Prof. Mel Slater,
University of Barcelona, ES
Mel Slater is a Distinguished Investigator at the University of Barcelona, and co-Director of the Event Lab (Experimental Virtual Environments for Neuroscience and Technology). He was previously Professor of Virtual Environments at University College London in the Department of Computer Science. He has been involved in research in virtual reality since the early 1990s, and has been first supervisor of 40 PhDs in graphics and virtual reality since 1989. He held a European Research Council Advanced Grant TRAVERSE 2009-2015 and has recently started a second Advanced Grant MoTIVE 2018-2022. He is Field Editor of Frontiers in Virtual Reality, and Chief Editor of the Human Behaviour in Virtual Reality section. His publications can be seen on http://publicationslist.org/melslater.
Prof. Nilli Lavie,
Nilli Lavie is a Professor of Psychology and Brain Sciences at UCL Institute of Cognitive Neuroscience, where she heads the Attention and Cognitive Control laboratory.
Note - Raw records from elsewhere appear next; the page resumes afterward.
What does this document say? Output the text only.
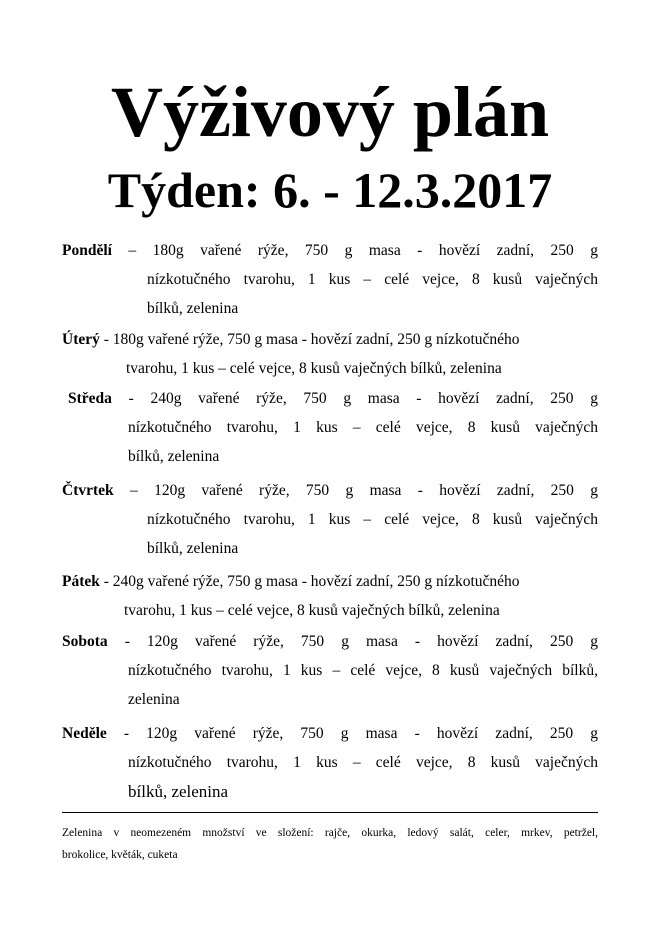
Výživový plán
Týden: 6. - 12.3.2017
Pondělí – 180g vařené rýže, 750 g masa - hovězí zadní, 250 g
nízkotučného tvarohu, 1 kus – celé vejce, 8 kusů vaječných
bílků, zelenina
Úterý - 180g vařené rýže, 750 g masa - hovězí zadní, 250 g nízkotučného
tvarohu, 1 kus – celé vejce, 8 kusů vaječných bílků, zelenina
Středa - 240g vařené rýže, 750 g masa - hovězí zadní, 250 g
nízkotučného tvarohu, 1 kus – celé vejce, 8 kusů vaječných
bílků, zelenina
Čtvrtek – 120g vařené rýže, 750 g masa - hovězí zadní, 250 g
nízkotučného tvarohu, 1 kus – celé vejce, 8 kusů vaječných
bílků, zelenina
Pátek - 240g vařené rýže, 750 g masa - hovězí zadní, 250 g nízkotučného
tvarohu, 1 kus – celé vejce, 8 kusů vaječných bílků, zelenina
Sobota - 120g vařené rýže, 750 g masa - hovězí zadní, 250 g
nízkotučného tvarohu, 1 kus – celé vejce, 8 kusů vaječných bílků,
zelenina
Neděle - 120g vařené rýže, 750 g masa - hovězí zadní, 250 g
nízkotučného tvarohu, 1 kus – celé vejce, 8 kusů vaječných
bílků, zelenina
Zelenina v neomezeném množství ve složení: rajče, okurka, ledový salát, celer, mrkev, petržel,
brokolice, květák, cuketa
She is an elected fellow of the British Academy, Royal Society of Biology, British Psychological Society, the Association for Psychological Science, US; and an honorary life member of the Experimental Psychological Society, UK. Among the awards she received are the British Psychological Society award for ‘outstanding contribution to research on human cognition’ and the Experimental Psychological Society ‘Mid-Career award’ for her distinguished research record. She is renowned for her ‘Load Theory’ of attention, perception and cognitive control, which has provided a resolution to the four-decades long debate in Cognitive Sciences on the locus of capacity limits in human information processing.
Her research concerns attention, perception, multi-sensory integration, emotion, and cognitive control over behavior. She uses a combination of research methods spanning neuroimaging (fMRI, EEG, MEG, Spectroscopy), behavioral experiments, psychophysics, and machine learning.
She was previously a scientist at the MRC Applied Psychology Unit in Cambridge, UK; A postdoctoral Miller research fellow at UC Berkeley; and has received her PhD and BA degrees fromTel Aviv University.
Prof. Matthew Rizzo,
University of Nebraska, US
Dr. Matthew Rizzo is Chair of the Department of Neurological Sciences, Chief Physician for Neurological Services, Director of the Mind & Brain Health Initiative at the University of Nebraska Medical Center, and Director of the US National Institutes of Health funded Great Plains IDeA Clinical and Translational Research network. Dr. Rizzo has mentored many faculty and students who have established successful careers in science and medicine. Relevant service includes the US National Academy of Sciences Board on Human-Systems Integration, US FDA Panel for PNS and CNS Drugs, FMCSA Medical Advisory Committee (appointed by US Secretary of Transportation), and Chair of the Board of Directors of the American Brain Coalition. Dr. Rizzo has advised the US Army, AAN, AMA, and several US and international states on translational neuroscience and neuroegonomics research and evidence-based strategies for evaluating and supporting vulnerable operators. He has led efforts to improve and disseminate better simulation tools and practices and has helped pioneer successive generations of tools for naturalistic behavioral research in aging, cognitive impairments, and medical disorders in at-risk individuals. His team’s advancements in quantifying driver behavior from in-vehicle systems (“Black Boxes”) and wearable sensors, and strategic analytic pipelines using statistical and machine learning approaches, are directly relevant to meeting this challenge. A current focus of this silo-spanning “brain-in the wild” work is using sensors in a person’s own vehicle and devices as a passive-detection system for flagging age- and disease-related aberrant behavior and physiology (“digital biomarkers”) that may signal early warning signs of functional decline or incipient disease, such as Alzheimer’s. Passive monitoring of real-world physiology and behavior to predict clinical status in the moment, progression over time, and response to treatment, promotes global goals for early treatment and timely interventions to prevent disease progression in preclinical stages, and advance broader community access to healthcare.